Upcoming Deadlines

Sorted by Date

Application Deadline

Jun 09, 2023

The Student STEM Enrichment Program (SSEP) supports diverse programs with a common goal: to enable primary and secondary students to participate in creative, hands-on STEM activities for K-12 students and pursue inquiry-based exploration in BWF's home state of North Carolina. These awards provide up to $60,000 per year for three years. Since the program's inception in 1996, BWF has awarded 201 grants totaling $33.7 million to 103 organizations that reach more than 43,000 North Carolina students.

SSEP awards support career-oriented and practical programs intended to provide creative science enrichment activities for students in K-12 education who have shown exceptional skills and interest in STEM, as well as those perceived to have high potential. After school programs are demonstrating value in helping to close opportunity gaps for underserved and underrepresented students. These programs must enable students to participate in hands-on STEM activities and pursue inquiry-based avenues of exploration—an educational approach that BWF believes to be an effective way to increase students’ understanding and appreciation of the scientific process. To increase academic achievement, programs must provide a well-defined structure that aligns with the school-day curriculum, well-trained staff, and student follow up.

Application Deadline

Jun 15, 2023

The Graduate Diversity Enrichment Program provides $5,000 over two years to provide underrepresented minority PhD students (enrolled in NC Institutions of Higher Education) with opportunities for greater science and research enrichment experiences. Up to ten awards will be granted for the 2021-2023 period.

Rolling Application Deadline

Jul 12, 2023

Small grants to promote the growth of new connections between scholars, practitioners, educators, and/or communicators working to understand, spread the word about, and mitigate the impacts of climate change on human health.

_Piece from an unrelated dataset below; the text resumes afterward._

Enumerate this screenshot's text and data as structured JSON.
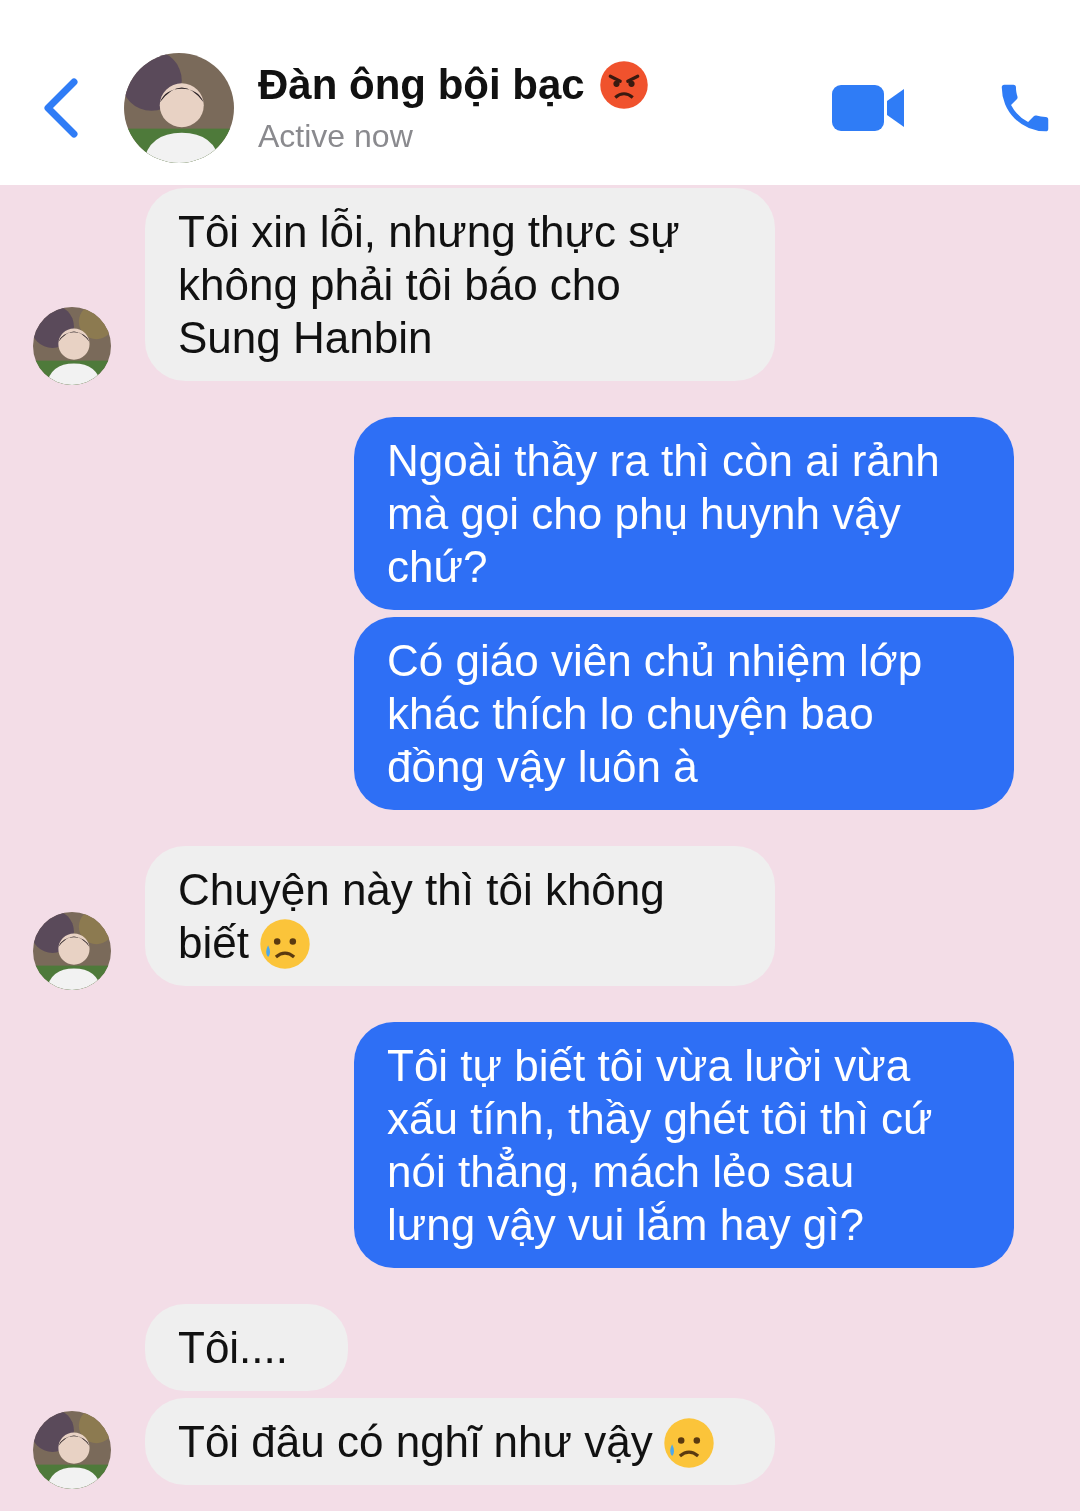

Proposals will be accepted on a rolling basis from September 1, 2021 through July 12, 2023. Review will be conducted quarterly. After each quarterly review, we will support, decline, or send proposals back to applicants for revision, but may hold some proposals over for a future review. Recommended revisions may include suggestions that separate groups of applicants submitting similar proposals work together to develop a single proposal or that applicants consider becoming involved in efforts aligned with work funded in earlier quarters.

Letter of Intent Deadline

Jul 17, 2023

The Investigators in the Pathogenesis of Infectious Disease (PATH) program provides opportunities for assistant professors to bring multidisciplinary approaches to the study of human infectious diseases. The goal of the program is to provide opportunities for accomplished investigators at the assistant professor level to study what happens at the points where the systems of humans and potentially infectious agents connect. The program supports research that sheds light on the fundamentals that affect the outcomes of these encounters: how colonization, infection, commensalism, and other relationships play out at levels ranging from molecular interactions to systemic ones.

PATH is a highly competitive award program that provides $500,000 over a period of five years to study pathogenesis with the intent to give recipients the freedom and flexibility to pursue new avenues of inquiry, stimulating higher-risk research projects that hold potential for significantly advancing understanding of how infectious diseases work and how health is maintained.

Application Deadline

Aug 31, 2023

BWF's Climate and Health Interdisciplinary Awards (CHI) provide $375,000 over three years to support collaborative exploratory work that opens new ground for comprehensively assessing or mitigating the impacts of climate change on human health. These awards are open to both individual scientists and multi-investigator teams. Early career faculty and postdoctoral fellows nearing their transition to independence are especially encouraged to apply, whether individually or within teams. Only U.S. and Canadian citizens, permanent residents, and temporary residents may apply, and applications must be submitted by U.S. or Canadian institutions.

Application Deadline

Nov 15, 2023

The Investigators in the Pathogenesis of Infectious Disease (PATH) program provides opportunities for assistant professors to bring multidisciplinary approaches to the study of human infectious diseases. The goal of the program is to provide opportunities for accomplished investigators at the assistant professor level to study what happens at the points where the systems of humans and potentially infectious agents connect. The program supports research that sheds light on the fundamentals that affect the outcomes of these encounters: how colonization, infection, commensalism, and other relationships play out at levels ranging from molecular interactions to systemic ones.

PATH is a highly competitive award program that provides $500,000 over a period of five years to study pathogenesis with the intent to give recipients the freedom and flexibility to pursue new avenues of inquiry, stimulating higher-risk research projects that hold potential for significantly advancing understanding of how infectious diseases work and how health is maintained.